Charts make IPCC easy as ABC
The recently released Intergovernmental Panel on Climate Change’s Fifth Assessment Report on the physical science of climate change contains such a wealth of information, but at times it can be overwhelming.
Yes, there’s clearly a lot of evidence to support the idea that increased emissions of greenhouse gases will warm the planet. But what does it all mean? The IPCC in their anxiousness to present all the evidence can at times leave us stranded without a clear guidepost as to what we should or need to do about global warming.
Well, the Climate Institute put out a chart earlier this week that does a great job of summing it all up and forms one of our two charts of the week.
It shows three alternative paths for global emissions, what they would mean for global temperature rise, and then the major implications from that temperature rise. All within one chart. It really speaks for itself.

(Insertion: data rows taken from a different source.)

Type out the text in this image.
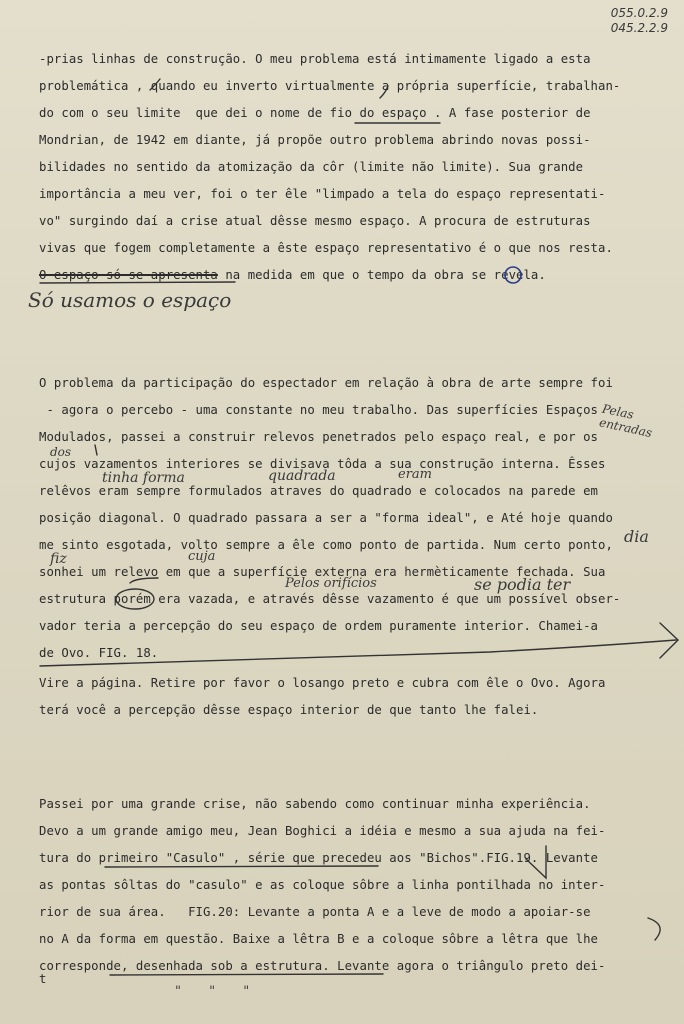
055.0.2.9
045.2.2.9
-prias linhas de construção. O meu problema está intimamente ligado a esta
problemática , quando eu inverto virtualmente a própria superfície, trabalhan-
do com o seu limite  que dei o nome de fio do espaço . A fase posterior de
Mondrian, de 1942 em diante, já propõe outro problema abrindo novas possi-
bilidades no sentido da atomização da côr (limite não limite). Sua grande
importância a meu ver, foi o ter êle "limpado a tela do espaço representati-
vo" surgindo daí a crise atual dêsse mesmo espaço. A procura de estruturas
vivas que fogem completamente a êste espaço representativo é o que nos resta.
O espaço só se apresenta na medida em que o tempo da obra se revela.
Só usamos o espaço
O problema da participação do espectador em relação à obra de arte sempre foi
- agora o percebo - uma constante no meu trabalho. Das superfícies Espaços
Modulados, passei a construir relevos penetrados pelo espaço real, e por os
cujos vazamentos interiores se divisava tôda a sua construção interna. Êsses
relêvos eram sempre formulados atraves do quadrado e colocados na parede em
posição diagonal. O quadrado passara a ser a "forma ideal", e Até hoje quando
me sinto esgotada, volto sempre a êle como ponto de partida. Num certo ponto,
sonhei um relevo em que a superfície externa era hermèticamente fechada. Sua
estrutura porém era vazada, e através dêsse vazamento é que um possível obser-
vador teria a percepção do seu espaço de ordem puramente interior. Chamei-a
de Ovo. FIG. 18.
Pelas entradas
dos
tinha forma	quadrada	eram
dia
fiz	cuja
Pelos orifícios	se podia ter
Vire a página. Retire por favor o losango preto e cubra com êle o Ovo. Agora
terá você a percepção dêsse espaço interior de que tanto lhe falei.
Passei por uma grande crise, não sabendo como continuar minha experiência.
Devo a um grande amigo meu, Jean Boghici a idéia e mesmo a sua ajuda na fei-
tura do primeiro "Casulo" , série que precedeu aos "Bichos".FIG.19. Levante
as pontas sôltas do "casulo" e as coloque sôbre a linha pontilhada no inter-
rior de sua área.   FIG.20: Levante a ponta A e a leve de modo a apoiar-se
no A da forma em questão. Baixe a lêtra B e a coloque sôbre a lêtra que lhe
corresponde, desenhada sob a estrutura. Levante agora o triângulo preto dei-
t
" " "
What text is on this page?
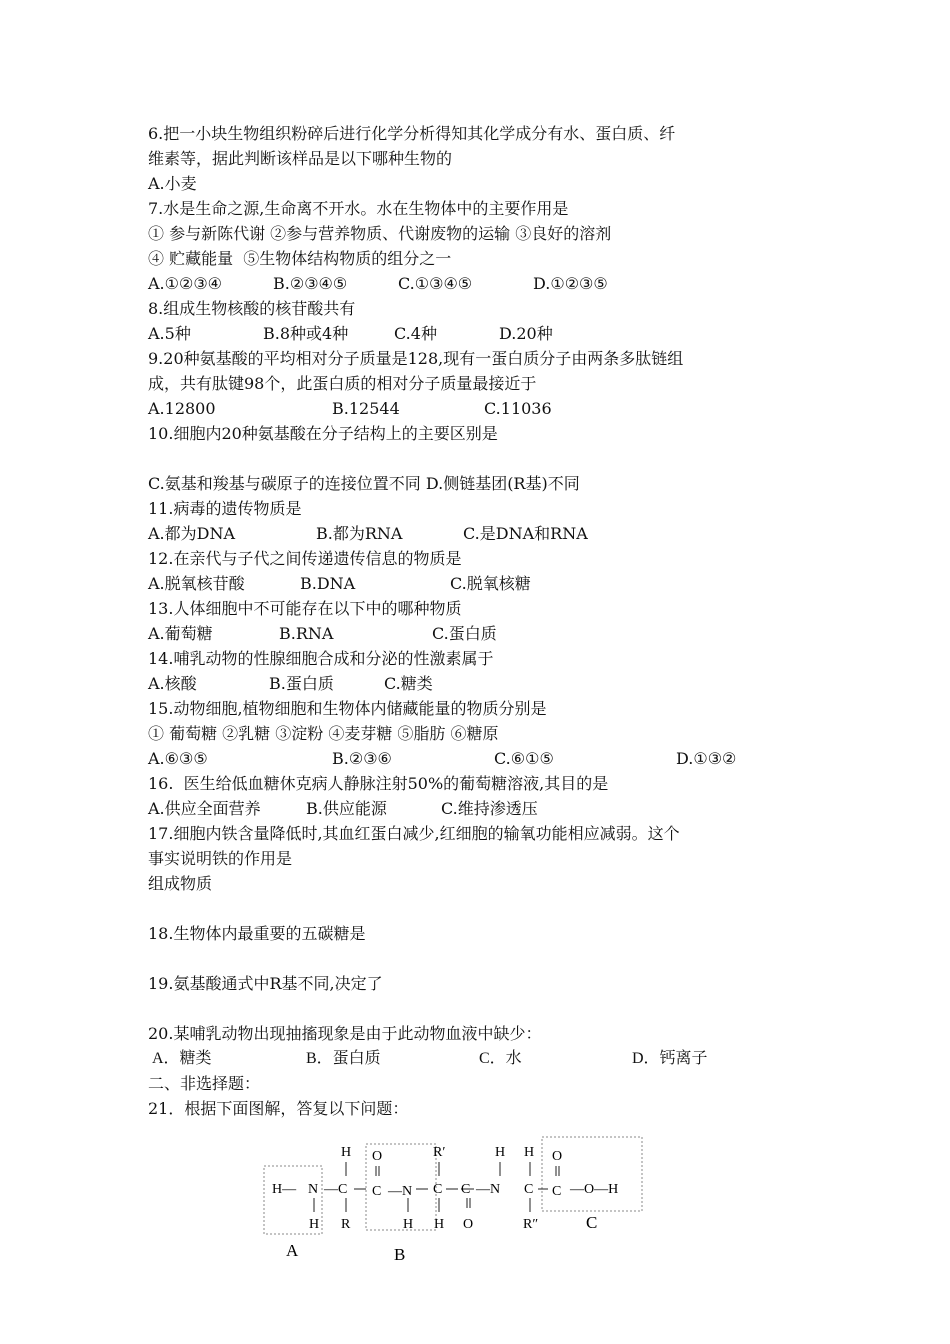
6.把一小块生物组织粉碎后进行化学分析得知其化学成分有水、蛋白质、纤
维素等，据此判断该样品是以下哪种生物的
A.小麦
7.水是生命之源,生命离不开水。水在生物体中的主要作用是
① 参与新陈代谢 ②参与营养物质、代谢废物的运输 ③良好的溶剂
④ 贮藏能量  ⑤生物体结构物质的组分之一
A.①②③④	B.②③④⑤	C.①③④⑤	D.①②③⑤
8.组成生物核酸的核苷酸共有
A.5种	B.8种或4种	C.4种	D.20种
9.20种氨基酸的平均相对分子质量是128,现有一蛋白质分子由两条多肽链组
成，共有肽键98个，此蛋白质的相对分子质量最接近于
A.12800	B.12544	C.11036
10.细胞内20种氨基酸在分子结构上的主要区别是
C.氨基和羧基与碳原子的连接位置不同 D.侧链基团(R基)不同
11.病毒的遗传物质是
A.都为DNA	B.都为RNA	C.是DNA和RNA
12.在亲代与子代之间传递遗传信息的物质是
A.脱氧核苷酸	B.DNA	C.脱氧核糖
13.人体细胞中不可能存在以下中的哪种物质
A.葡萄糖	B.RNA	C.蛋白质
14.哺乳动物的性腺细胞合成和分泌的性激素属于
A.核酸	B.蛋白质	C.糖类
15.动物细胞,植物细胞和生物体内储藏能量的物质分别是
① 葡萄糖 ②乳糖 ③淀粉 ④麦芽糖 ⑤脂肪 ⑥糖原
A.⑥③⑤	B.②③⑥	C.⑥①⑤	D.①③②
16.  医生给低血糖休克病人静脉注射50%的葡萄糖溶液,其目的是
A.供应全面营养	B.供应能源	C.维持渗透压
17.细胞内铁含量降低时,其血红蛋白减少,红细胞的输氧功能相应减弱。这个
事实说明铁的作用是
组成物质
18.生物体内最重要的五碳糖是
19.氨基酸通式中R基不同,决定了
20.某哺乳动物出现抽搐现象是由于此动物血液中缺少：
A．糖类	B．蛋白质	C．水	D．钙离子
二、非选择题：
21．根据下面图解，答复以下问题：
H O	R′	H H O
H— N —C C —N C —N C C —O—H
C
H R	H H O	R″
A	B
C
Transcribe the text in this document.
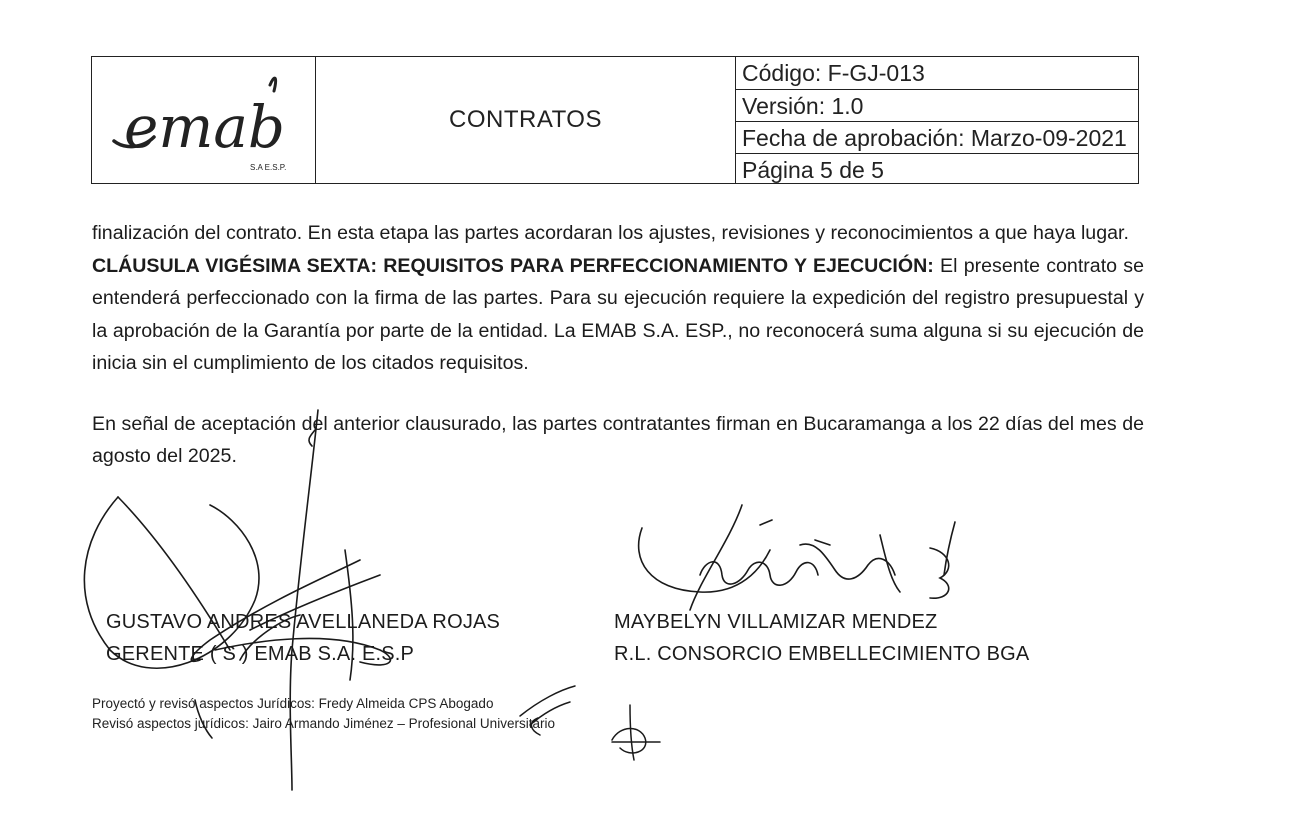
emab
S.A E.S.P.
CONTRATOS
Código: F-GJ-013
Versión: 1.0
Fecha de aprobación: Marzo-09-2021
Página 5 de 5

finalización del contrato. En esta etapa las partes acordaran los ajustes, revisiones y reconocimientos a que haya lugar.

CLÁUSULA VIGÉSIMA SEXTA: REQUISITOS PARA PERFECCIONAMIENTO Y EJECUCIÓN: El presente contrato se entenderá perfeccionado con la firma de las partes. Para su ejecución requiere la expedición del registro presupuestal y la aprobación de la Garantía por parte de la entidad. La EMAB S.A. ESP., no reconocerá suma alguna si su ejecución de inicia sin el cumplimiento de los citados requisitos.

En señal de aceptación del anterior clausurado, las partes contratantes firman en Bucaramanga a los 22 días del mes de agosto del 2025.

GUSTAVO ANDRES AVELLANEDA ROJAS
GERENTE ( S ) EMAB S.A. E.S.P
MAYBELYN VILLAMIZAR MENDEZ
R.L. CONSORCIO EMBELLECIMIENTO BGA
Proyectó y revisó aspectos Jurídicos: Fredy Almeida CPS Abogado
Revisó aspectos jurídicos: Jairo Armando Jiménez – Profesional Universitario
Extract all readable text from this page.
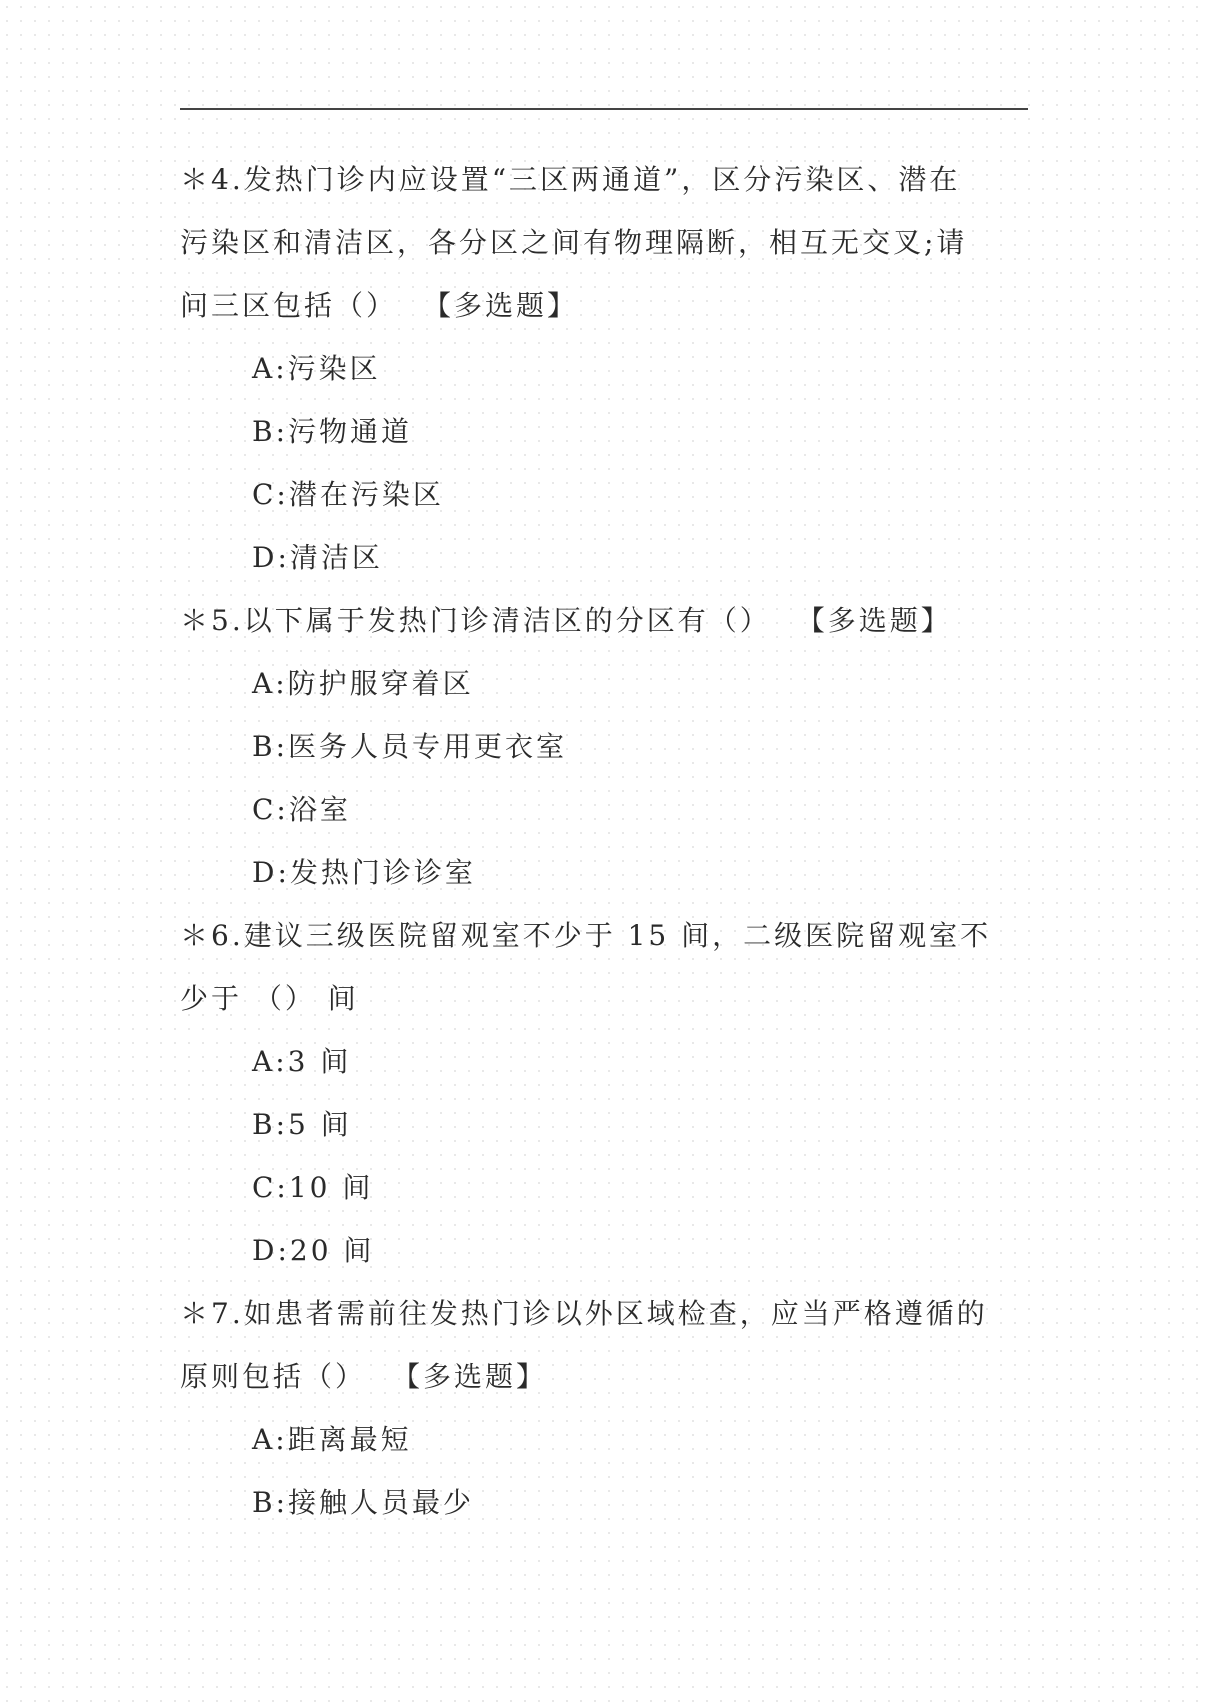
＊4.发热门诊内应设置“三区两通道”，区分污染区、潜在
污染区和清洁区，各分区之间有物理隔断，相互无交叉;请
问三区包括（） 【多选题】
A:污染区
B:污物通道
C:潜在污染区
D:清洁区
＊5.以下属于发热门诊清洁区的分区有（） 【多选题】
A:防护服穿着区
B:医务人员专用更衣室
C:浴室
D:发热门诊诊室
＊6.建议三级医院留观室不少于 15 间，二级医院留观室不
少于 （） 间
A:3 间
B:5 间
C:10 间
D:20 间
＊7.如患者需前往发热门诊以外区域检查，应当严格遵循的
原则包括（） 【多选题】
A:距离最短
B:接触人员最少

Source: The Climate Institute (2013)
Now, to take it up to one further level of complexity are the two charts below, taken from the International Energy Agency’s World Energy Outlook. On the left hand side, they show what the concentration of greenhouse gases (the key metric that will drive temperature rise) is likely to reach if we:
1) In red, just keep with current global energy and climate policies as at mid-2012;
2) In blue, what would happen if the politicians delivered on their promised future policies; and
3) In green, a scenario where we really got serious about reducing greenhouse gas emissions and aimed to keep the atmospheric concentration of CO2-equivalent below 450 parts per million.
Then on the right hand side, they show what kind of temperature rise would result from each scenario. Now the thing is, there is no single precise level of temperature rise that we can be certain will result from a given concentration of greenhouse gases, rather it is a spread of probabilities, and this is shown in the chart.
Projections of greenhouse gas concentrations and temperature rise probabilities for different policy paths
Source: International Energy Agency – World Energy Outlook 2012
You can see in the right hand chart that the current policies scenario (the red line) gives a small chance that all will be relatively OK and temperature rise will remain below 2 degrees. But it’s most likely temperature will be above 4 degrees and you’ve even got a reasonable probability of incredibly catastrophic temperature rise of 6 degrees or more. The New Policies scenario still means we’re most likely to exceed a 3 degrees rise but at least the probability of 6 degrees or more is very unlikely, but could not be ruled out. Then there’s 450 ppm - what makes this reassuring is not just that the median rise is a manageable 2 degrees but the tail becomes extremely thin beyond 4 degrees, meaning the chances of absolutely catastrophic outcomes are kept very low.
As explained in the article The ‘average Joes’ flirting with climate risk (October 2), in life we don’t just worry about the most likely middle-of-the-road outcome, we take extra precautions to make sure we keep the chances of irreparably bad things occurring very low. The above IEA chart helps to illustrate how the choices we make about policy affect the chances of catastrophic temperature rises, not just the average outcome.